Adaptive Multi-Pass Video Encoding for Artifact Reduction
Find Innovative SolutionsGenerate Solutions
Solution Overview
Problem
Existing video encoding technologies face challenges in balancing video quality and compression efficiency, particularly in reducing visible compression artifacts like banding and contouring, especially when encoding higher definition videos for diverse display sizes and network conditions.
Innovation Solution
Adaptive multi-pass risk-based video encoding using a neural network to assess the risk of compression artifacts in video segments and adjust encoding parameters accordingly, recommending less aggressive encoding for segments prone to artifacts and more aggressive encoding for segments with lower risk, thereby optimizing storage, transmission, and playback quality.

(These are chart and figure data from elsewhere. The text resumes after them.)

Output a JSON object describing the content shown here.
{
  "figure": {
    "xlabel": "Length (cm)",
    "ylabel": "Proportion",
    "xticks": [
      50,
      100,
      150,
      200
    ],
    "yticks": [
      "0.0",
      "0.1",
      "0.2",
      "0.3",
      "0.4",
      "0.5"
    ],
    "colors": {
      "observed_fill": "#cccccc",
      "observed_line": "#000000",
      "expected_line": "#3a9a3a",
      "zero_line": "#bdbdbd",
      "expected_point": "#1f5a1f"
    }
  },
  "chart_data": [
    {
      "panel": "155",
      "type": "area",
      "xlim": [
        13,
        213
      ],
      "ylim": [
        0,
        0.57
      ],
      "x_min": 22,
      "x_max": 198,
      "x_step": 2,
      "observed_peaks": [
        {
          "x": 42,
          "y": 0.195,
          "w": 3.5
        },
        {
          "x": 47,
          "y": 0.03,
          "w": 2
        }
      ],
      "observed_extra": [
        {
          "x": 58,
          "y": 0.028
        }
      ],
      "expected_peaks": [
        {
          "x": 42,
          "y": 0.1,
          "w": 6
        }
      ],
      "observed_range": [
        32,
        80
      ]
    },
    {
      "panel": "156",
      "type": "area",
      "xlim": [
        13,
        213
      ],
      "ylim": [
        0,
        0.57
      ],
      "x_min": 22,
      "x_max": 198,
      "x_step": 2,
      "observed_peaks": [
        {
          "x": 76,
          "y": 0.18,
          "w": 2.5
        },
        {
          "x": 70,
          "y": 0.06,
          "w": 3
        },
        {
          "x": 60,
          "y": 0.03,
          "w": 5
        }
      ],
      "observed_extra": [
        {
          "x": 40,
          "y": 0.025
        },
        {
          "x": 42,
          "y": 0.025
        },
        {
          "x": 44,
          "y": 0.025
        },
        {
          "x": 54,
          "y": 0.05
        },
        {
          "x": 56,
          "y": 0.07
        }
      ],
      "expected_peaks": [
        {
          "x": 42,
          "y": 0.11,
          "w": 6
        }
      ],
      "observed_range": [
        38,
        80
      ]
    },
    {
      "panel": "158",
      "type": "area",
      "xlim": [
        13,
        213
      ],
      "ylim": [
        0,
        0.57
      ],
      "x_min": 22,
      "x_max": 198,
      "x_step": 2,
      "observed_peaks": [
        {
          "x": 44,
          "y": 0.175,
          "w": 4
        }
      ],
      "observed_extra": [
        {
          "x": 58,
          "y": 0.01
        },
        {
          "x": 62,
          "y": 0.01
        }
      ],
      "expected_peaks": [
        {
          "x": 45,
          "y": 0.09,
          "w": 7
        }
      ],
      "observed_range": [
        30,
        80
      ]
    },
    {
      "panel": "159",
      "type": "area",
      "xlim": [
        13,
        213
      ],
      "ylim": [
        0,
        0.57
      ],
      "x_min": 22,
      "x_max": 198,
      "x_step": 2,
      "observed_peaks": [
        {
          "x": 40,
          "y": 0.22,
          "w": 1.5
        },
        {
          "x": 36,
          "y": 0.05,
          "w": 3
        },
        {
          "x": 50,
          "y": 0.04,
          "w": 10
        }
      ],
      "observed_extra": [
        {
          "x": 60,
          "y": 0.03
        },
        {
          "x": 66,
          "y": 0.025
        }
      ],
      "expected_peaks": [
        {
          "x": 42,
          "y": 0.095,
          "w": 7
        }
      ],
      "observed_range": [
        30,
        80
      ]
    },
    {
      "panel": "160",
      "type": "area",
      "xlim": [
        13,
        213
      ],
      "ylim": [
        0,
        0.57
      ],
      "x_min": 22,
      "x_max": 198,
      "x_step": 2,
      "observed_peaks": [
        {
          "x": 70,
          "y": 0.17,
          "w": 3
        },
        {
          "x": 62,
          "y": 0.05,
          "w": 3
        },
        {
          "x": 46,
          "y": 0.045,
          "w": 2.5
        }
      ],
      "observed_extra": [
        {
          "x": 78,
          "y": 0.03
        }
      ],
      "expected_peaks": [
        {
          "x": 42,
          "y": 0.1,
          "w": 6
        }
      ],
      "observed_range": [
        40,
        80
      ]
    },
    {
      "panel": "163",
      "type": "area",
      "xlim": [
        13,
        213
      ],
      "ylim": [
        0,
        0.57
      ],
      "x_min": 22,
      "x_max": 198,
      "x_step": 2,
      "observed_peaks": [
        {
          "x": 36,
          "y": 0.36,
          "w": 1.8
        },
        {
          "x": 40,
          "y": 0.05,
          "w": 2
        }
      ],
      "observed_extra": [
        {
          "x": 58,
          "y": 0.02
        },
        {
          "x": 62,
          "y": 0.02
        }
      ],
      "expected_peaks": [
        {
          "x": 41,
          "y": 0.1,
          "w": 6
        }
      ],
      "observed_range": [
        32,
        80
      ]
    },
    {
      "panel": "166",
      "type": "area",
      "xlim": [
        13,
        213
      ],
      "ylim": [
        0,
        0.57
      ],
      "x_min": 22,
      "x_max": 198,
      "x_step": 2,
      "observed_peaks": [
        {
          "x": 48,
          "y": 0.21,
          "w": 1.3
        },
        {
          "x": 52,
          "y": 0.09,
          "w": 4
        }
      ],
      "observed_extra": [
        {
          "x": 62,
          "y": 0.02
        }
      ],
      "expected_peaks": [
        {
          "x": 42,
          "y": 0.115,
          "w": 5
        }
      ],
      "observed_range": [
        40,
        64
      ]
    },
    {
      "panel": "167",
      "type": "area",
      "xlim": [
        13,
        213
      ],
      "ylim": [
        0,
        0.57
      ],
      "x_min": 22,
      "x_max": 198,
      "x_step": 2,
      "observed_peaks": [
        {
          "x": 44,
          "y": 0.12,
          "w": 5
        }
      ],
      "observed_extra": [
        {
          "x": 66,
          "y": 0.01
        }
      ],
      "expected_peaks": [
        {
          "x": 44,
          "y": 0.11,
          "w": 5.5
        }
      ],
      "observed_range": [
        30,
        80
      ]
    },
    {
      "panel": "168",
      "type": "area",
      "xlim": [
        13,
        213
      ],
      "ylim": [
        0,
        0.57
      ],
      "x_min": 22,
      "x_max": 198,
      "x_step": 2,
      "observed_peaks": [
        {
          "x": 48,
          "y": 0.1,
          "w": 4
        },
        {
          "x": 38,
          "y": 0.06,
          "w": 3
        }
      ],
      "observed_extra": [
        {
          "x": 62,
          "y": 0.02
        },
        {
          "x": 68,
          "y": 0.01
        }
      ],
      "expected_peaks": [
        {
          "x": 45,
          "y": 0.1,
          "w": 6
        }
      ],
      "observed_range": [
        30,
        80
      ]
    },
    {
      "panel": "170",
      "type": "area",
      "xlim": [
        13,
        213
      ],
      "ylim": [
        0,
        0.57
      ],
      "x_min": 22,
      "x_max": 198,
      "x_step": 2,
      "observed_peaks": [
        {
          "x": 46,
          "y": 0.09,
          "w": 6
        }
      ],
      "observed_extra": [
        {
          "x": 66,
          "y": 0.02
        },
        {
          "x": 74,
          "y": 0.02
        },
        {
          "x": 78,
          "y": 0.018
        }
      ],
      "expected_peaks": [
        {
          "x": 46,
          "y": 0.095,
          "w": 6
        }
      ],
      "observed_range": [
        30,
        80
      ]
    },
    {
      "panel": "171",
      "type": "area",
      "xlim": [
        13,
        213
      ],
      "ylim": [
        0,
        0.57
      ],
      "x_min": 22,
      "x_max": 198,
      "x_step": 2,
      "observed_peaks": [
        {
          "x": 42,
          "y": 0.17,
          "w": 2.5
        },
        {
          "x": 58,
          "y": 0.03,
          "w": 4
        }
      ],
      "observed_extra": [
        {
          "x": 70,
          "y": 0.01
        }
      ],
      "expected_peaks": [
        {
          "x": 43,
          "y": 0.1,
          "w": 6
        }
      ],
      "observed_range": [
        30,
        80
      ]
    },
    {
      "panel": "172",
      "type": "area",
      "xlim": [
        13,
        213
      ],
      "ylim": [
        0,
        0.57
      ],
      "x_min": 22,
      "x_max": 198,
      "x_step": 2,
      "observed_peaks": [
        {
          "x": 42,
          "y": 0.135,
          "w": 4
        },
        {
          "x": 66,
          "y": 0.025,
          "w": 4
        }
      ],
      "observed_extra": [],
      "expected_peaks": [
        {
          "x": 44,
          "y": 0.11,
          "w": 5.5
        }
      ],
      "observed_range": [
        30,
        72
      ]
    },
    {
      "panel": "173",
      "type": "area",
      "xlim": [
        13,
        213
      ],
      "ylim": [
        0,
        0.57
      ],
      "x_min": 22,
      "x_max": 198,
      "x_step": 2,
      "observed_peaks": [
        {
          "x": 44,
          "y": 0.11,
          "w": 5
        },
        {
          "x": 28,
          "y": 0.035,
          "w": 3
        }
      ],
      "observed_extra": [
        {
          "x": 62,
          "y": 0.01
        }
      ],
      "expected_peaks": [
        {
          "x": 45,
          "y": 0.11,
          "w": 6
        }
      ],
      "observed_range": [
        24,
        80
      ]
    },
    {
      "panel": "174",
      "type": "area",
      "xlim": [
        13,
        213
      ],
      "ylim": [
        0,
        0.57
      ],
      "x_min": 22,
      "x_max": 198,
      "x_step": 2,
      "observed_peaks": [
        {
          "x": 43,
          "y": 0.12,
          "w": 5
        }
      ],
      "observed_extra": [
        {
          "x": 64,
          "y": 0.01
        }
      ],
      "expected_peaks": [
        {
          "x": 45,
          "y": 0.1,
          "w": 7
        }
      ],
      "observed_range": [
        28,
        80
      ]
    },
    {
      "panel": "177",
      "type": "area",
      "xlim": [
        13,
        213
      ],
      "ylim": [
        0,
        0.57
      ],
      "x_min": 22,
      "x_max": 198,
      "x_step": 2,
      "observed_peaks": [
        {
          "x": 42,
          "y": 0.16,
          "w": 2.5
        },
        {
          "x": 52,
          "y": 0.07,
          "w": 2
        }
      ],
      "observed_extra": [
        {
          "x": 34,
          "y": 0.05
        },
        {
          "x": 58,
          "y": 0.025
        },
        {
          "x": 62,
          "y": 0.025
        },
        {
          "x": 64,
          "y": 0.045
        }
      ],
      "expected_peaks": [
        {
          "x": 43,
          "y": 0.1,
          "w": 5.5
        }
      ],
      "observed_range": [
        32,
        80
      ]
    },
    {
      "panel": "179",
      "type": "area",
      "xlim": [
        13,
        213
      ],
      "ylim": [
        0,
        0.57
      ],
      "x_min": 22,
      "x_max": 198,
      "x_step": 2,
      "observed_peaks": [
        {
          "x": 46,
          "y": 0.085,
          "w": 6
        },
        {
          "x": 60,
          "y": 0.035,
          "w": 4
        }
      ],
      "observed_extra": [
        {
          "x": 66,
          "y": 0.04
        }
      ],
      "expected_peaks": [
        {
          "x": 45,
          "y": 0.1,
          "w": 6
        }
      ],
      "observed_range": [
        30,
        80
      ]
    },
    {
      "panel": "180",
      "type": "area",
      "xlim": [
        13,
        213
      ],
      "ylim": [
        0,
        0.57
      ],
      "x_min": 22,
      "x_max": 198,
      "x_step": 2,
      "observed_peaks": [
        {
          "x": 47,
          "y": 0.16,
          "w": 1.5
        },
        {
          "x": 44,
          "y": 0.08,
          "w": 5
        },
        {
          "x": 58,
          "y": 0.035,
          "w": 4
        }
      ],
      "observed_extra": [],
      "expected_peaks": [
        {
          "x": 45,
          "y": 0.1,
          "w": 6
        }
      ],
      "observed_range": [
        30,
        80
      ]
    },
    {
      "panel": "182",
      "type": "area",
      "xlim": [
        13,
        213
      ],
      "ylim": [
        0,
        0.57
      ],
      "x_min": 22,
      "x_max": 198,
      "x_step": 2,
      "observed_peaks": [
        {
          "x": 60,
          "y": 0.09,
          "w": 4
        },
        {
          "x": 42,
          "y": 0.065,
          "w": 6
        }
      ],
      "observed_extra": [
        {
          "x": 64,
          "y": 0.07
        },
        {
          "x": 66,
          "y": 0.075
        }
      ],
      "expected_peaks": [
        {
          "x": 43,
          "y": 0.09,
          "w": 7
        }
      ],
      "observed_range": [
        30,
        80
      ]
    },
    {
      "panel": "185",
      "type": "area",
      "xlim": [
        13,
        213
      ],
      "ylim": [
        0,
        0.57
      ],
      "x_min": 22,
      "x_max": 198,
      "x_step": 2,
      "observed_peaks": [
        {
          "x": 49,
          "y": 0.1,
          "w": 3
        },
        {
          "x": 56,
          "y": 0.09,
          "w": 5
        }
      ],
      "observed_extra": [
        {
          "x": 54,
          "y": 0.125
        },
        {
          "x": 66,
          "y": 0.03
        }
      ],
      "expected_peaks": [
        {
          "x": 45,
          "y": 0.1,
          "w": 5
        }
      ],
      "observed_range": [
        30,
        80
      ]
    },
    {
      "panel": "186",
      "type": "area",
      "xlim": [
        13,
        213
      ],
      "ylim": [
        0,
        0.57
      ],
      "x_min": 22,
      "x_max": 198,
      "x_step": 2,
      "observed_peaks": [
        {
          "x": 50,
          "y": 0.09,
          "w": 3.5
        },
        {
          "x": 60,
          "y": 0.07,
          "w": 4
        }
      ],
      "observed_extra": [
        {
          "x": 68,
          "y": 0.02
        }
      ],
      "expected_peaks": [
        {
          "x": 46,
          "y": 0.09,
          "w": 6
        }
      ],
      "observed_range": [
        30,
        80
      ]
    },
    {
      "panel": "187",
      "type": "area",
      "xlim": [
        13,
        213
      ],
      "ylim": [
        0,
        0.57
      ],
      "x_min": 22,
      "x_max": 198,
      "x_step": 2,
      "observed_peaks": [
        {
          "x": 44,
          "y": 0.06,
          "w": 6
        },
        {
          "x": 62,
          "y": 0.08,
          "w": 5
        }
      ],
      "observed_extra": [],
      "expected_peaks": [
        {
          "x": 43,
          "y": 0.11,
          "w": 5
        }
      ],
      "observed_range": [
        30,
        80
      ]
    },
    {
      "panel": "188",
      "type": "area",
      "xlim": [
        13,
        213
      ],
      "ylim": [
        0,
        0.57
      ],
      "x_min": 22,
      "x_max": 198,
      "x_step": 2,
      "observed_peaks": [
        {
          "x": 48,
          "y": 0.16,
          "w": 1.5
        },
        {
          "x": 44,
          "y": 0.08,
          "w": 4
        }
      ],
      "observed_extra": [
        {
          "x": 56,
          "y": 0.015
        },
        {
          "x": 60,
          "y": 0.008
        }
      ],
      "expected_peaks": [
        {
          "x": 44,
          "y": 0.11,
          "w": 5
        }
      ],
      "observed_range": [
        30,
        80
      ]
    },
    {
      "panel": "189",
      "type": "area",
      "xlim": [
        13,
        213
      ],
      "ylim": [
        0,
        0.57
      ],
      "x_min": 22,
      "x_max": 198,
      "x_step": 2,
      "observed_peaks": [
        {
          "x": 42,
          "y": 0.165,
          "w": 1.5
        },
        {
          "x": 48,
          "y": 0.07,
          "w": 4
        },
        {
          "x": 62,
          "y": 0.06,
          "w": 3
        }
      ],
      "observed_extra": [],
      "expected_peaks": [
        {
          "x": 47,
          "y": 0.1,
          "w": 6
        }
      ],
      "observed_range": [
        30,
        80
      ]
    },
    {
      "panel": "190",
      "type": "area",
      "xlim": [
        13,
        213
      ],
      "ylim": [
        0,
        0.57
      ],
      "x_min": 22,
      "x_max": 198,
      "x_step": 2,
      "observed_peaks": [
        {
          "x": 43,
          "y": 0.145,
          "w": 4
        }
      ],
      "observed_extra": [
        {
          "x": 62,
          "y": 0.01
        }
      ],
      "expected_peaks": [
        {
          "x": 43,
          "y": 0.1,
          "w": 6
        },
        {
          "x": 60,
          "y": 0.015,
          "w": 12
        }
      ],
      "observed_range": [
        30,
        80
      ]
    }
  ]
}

Engineering Contradictions & Design Principles
Engineering Contradiction Analysis
1Productivity
If higher strength of compression is applied to video data during encoding, then storage and transmission efficiency is improved, but visible compression artifacts increase and video quality deteriorates
Solution Approach 1:
The video content is divided into multiple segments or regions, and each segment is encoded with a different compression strength based on its visual importance. Critical regions with less detail or lower perceptual importance use higher compression, while important regions maintain lower compression to preserve quality.
Solution Approach 2:
Different portions of the video frame are assigned different quality levels based on local visual characteristics. Regions with fine details, high contrast, or semantic importance are encoded with higher quality (lower compression), while uniform or less important regions use lower quality (higher compression) settings.
2Manufacturing precision
If lower strength of compression is applied to video data during encoding, then video quality is improved, but storage and transmission efficiency deteriorates
Solution Approach 1:
The video is segmented into regions of varying importance, allowing the system to apply aggressive compression only to non-critical segments while maintaining high quality in important segments, thus achieving overall efficiency improvement without sacrificing essential video quality.
Solution Approach 2:
The encoding parameters such as quantization step size, bitrate, and compression ratio are dynamically adjusted based on the local visual content characteristics. This allows the system to optimize the balance between quality and efficiency for each specific region rather than using a uniform compression level throughout.
3Manufacturing precision
If higher definition video is encoded, then video quality is improved, but compression artifacts become more visible especially on larger displays
Solution Approach 1:
The encoding process identifies and protects regions that are more susceptible to visible artifacts, such as high-contrast edges, fine textures, and semantically important areas. These regions receive higher quality encoding with artifact-reduction techniques, while other regions use standard compression.
Solution Approach 2:
The system performs preliminary analysis of the video content to identify regions that are prone to compression artifacts before encoding. Pre-distortion or pre-processing techniques are applied to these identified regions to prevent artifact formation during the compression process.
4Productivity
If more aggressive encoding scheme is used, then data transmission and storage is optimized, but video quality and artifact reduction deteriorates
Solution Approach 1:
The video stream is divided into segments that are prioritized based on visual importance and network conditions. Critical segments are transmitted with higher quality encoding while less critical segments use more aggressive compression, enabling efficient bandwidth utilization without overall quality degradation.
Solution Approach 2:
The encoding scheme is made dynamic and adaptive, adjusting compression parameters in real-time based on network bandwidth availability, buffer status, and content characteristics. This allows the system to switch between aggressive and conservative encoding strategies to optimize both transmission efficiency and video quality under varying conditions.
Data Source
AI summary
Devices and methods are provided for adaptive multi-pass risk-based video encoding. A device may receive a segment of video frames encoded using first encoding parameters. The device may determine a group of pixels in a first video frame of the video frames. The device may determine characteristics associated with the group of pixels and may determine, based on the characteristics and a number of pixels in the group of pixels, a score associated with the segment, wherein the score is indicative of a visibility of banding compression artifact. The device may determine, based on the score, second encoding parameters associated with encoding the segment.